To Live Forever and The Mummy Chamber

Through more than one hundred objects drawn from the Brooklyn Museum’s world-renowned holdings of ancient Egyptian art, including some of the greatest masterworks of the Egyptian artistic heritage, To Live Forever explores the Egyptians’ beliefs about life and death and the afterlife, the process of mummification, the conduct of a funeral, and the different types of tombs—answering questions at the core of the public’s fascination with ancient Egypt. The exhibition will be on view February 12 through May 2, 2010.

One of the primary cultural tenets through thousands of years of ancient Egyptian civilization was a belief in the afterlife and the view that death was an enemy that could be vanquished. To Live Forever features objects that illustrate a range of strategies the ancient Egyptians developed to defeat death. It examines mummification and the rituals performed in the tomb to assist the deceased in defying death, and reveals what the Egyptians believed they would find in the next world. In addition, the exhibition contrasts how the rich and the poor prepared for the hereafter. The economics of the funeral are examined, including how the poor tried to imitate the costly appearance of the grave goods of the rich in order to ensure a better place in the afterlife.

Each section of the exhibition contains funeral equipment for the rich, the middle class, and the poor. The visitor will be able to compare finely painted wood and stone coffins made for the rich with the clay coffins the poor made for themselves, masterfully worked granite vessels with clay vessels painted to imitate granite, and gold jewelry created for the nobles with faience amulets fashioned from a man-made turquoise substitute. Objects on view include the Bird Lady—one of the oldest preserved statues from all Egyptian history and a signature Brooklyn Museum object; a painted limestone relief of Queen Neferu; a gilded, glass, and faience mummy cartonnage of a woman; the elaborately painted shroud of Neferhotep; a gilded mummy mask of a man, and a gold amulet representing the human soul.

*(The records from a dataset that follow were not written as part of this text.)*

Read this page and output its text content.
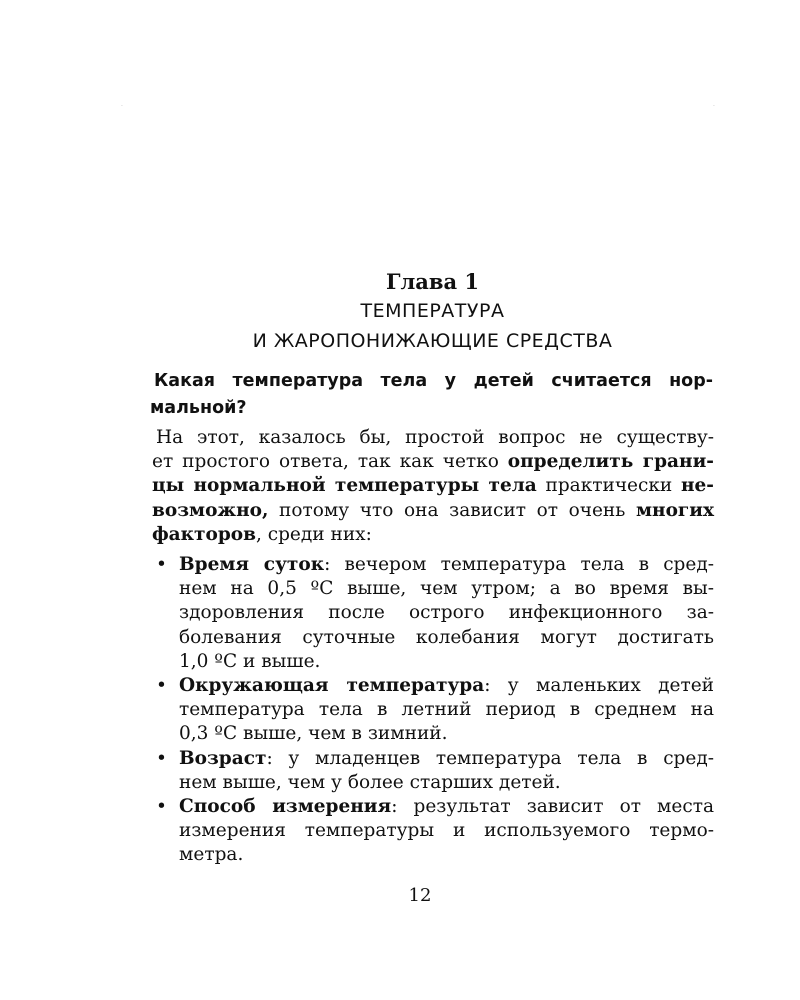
.	.
Глава 1
ТЕМПЕРАТУРА
И ЖАРОПОНИЖАЮЩИЕ СРЕДСТВА
Какая температура тела у детей считается нор-
мальной?
На этот, казалось бы, простой вопрос не существу-
ет простого ответа, так как четко определить грани-
цы нормальной температуры тела практически не-
возможно, потому что она зависит от очень многих
факторов, среди них:
• Время суток: вечером температура тела в сред-
нем на 0,5 ºC выше, чем утром; а во время вы-
здоровления после острого инфекционного за-
болевания суточные колебания могут достигать
1,0 ºC и выше.
• Окружающая температура: у маленьких детей
температура тела в летний период в среднем на
0,3 ºC выше, чем в зимний.
• Возраст: у младенцев температура тела в сред-
нем выше, чем у более старших детей.
• Способ измерения: результат зависит от места
измерения температуры и используемого термо-
метра.
12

Edward Bleiberg, Curator of Egyptian Art at the Brooklyn Museum, has organized the exhibition. He has authored the accompanying catalogue, which also includes an essay by the scholar Kathlyn M. Cooney; the catalogue is published by the Brooklyn Museum in association with D. Giles Ltd., London. The recipient of an M.A. and Ph.D. in Egyptology from the University of Toronto, Dr. Bleiberg is the author of several books and scholarly articles, among them the exhibition catalogues Jewish Life in Ancient Egypt and Tree of Paradise,both for shows at the Brooklyn Museum.

The Brooklyn Museum galleries of ancient Egyptian art contain more than 1,200 objects ranging from Predynastic times through the reign of Cleopatra. The collection, noted for its scope, artistic quality, and historical significance, was begun in the early twentieth century through Museum excavations and the support of collectors who donated works and entire collections. The collection of Charles Edwin Wilbour, formed in the nineteenth century and donated to the Museum between 1916 and 1947, and an endowment given by the Wilbour family in 1931, further strengthened the Museum’s holdings.

To Live Forever is organized by the Brooklyn Museum. Having traveled to four museums as part of a nationwide tour that began in the summer of 2008, the exhibition now comes back for a showing at its home institution. The tour will then resume, continuing through the fall of 2011 and taking the exhibition to an additional five venues.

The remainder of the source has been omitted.